A collaborative partnership between HR and the PMO then emerges as an effective strategy for driving the desire for change. Many successful organizations co-architect change from the start, recognizing the need for a structured change management process, as true adoption often hinges on connecting the “why, what, and how” of a transformation so employees can embrace new behaviors. A focus on the people power of transformations is a key driver of HR digital transformation, so much so that some are making the case for moving capability building from HR to the PMO entirely.

  • Creating the desire: “A partnership with HR is what allows you to create the desire for change,” says Starnes. “It moves beyond simply communicating the plan to answering the critical question of what’s in it for the employee.”

  • Start with the why: To prove the model’s relevance, Starnes applies her philosophy to a timely modern test case: governing the adoption of AI. She advises starting with fundamental questions about purpose and pitfalls before issuing any top-down mandates. “I would take a step back and just ask: Why are you using it? What is the use case for the AI adoption? And what could be the pitfalls?”

  • Curiosity with controls: Her advice is to “pilot first,” building the organizational house one layer at a time to see what “human curiosity does with that tool.” The “pilot first” approach allows the organization to build guardrails while letting innovation flourish, a crucial balance given AI’s impact on workplace skills and the emerging AI divide that HR must help manage. “You can let curiosity lead the day as long as you have those controls in place and know what to do if they go outside those lines.”

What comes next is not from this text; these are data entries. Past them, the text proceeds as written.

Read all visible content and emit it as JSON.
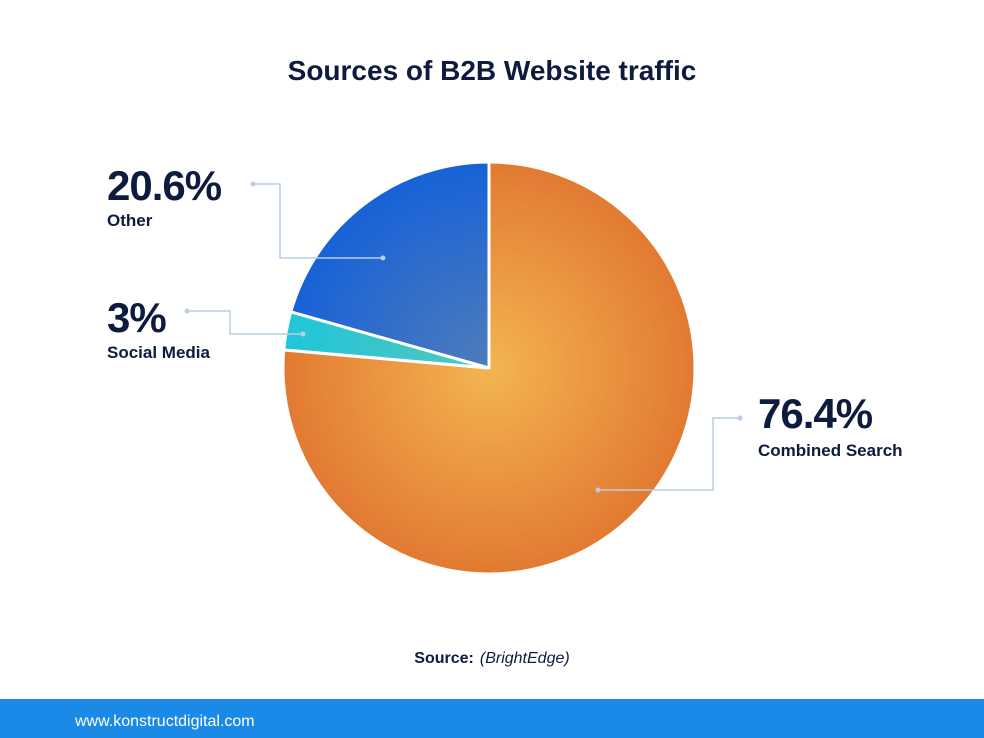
{
  "chart_data": {
    "type": "pie",
    "title": "Sources of B2B Website traffic",
    "categories": [
      "Combined Search",
      "Social Media",
      "Other"
    ],
    "values": [
      76.4,
      3,
      20.6
    ],
    "value_labels": [
      "76.4%",
      "3%",
      "20.6%"
    ],
    "colors": [
      "#e27a32",
      "#1fc6da",
      "#1762d8"
    ]
  },
  "source_label": "Source:",
  "source": "(BrightEdge)",
  "footer": "www.konstructdigital.com"
}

But when does an organization actually need to formalize this structure? For leaders wondering if a PMO is just another layer of bureaucracy, Starnes provides a clear, two-part diagnostic. First, evaluate the project’s complexity. Second, determine if it requires scalability and repeatability across the entire enterprise. “A PMO is warranted when projects start impacting the entire enterprise. If there’s an opportunity for a process to scale across the organization and be repeatable, you need a formal structure to manage it from beginning to end and measure the results for the firm.”

Starnes concludes by encouraging organizations to define what a PMO means to them and then “test it out.” Testing the concept first creates a sandbox for organizational design, allowing companies to learn and iterate before committing to a firm-wide change. She advises that if internal expertise is lacking, seeking external guidance can help shape an initial structure. “Then, put a micro-PMO in place to test it and understand the value it brings.”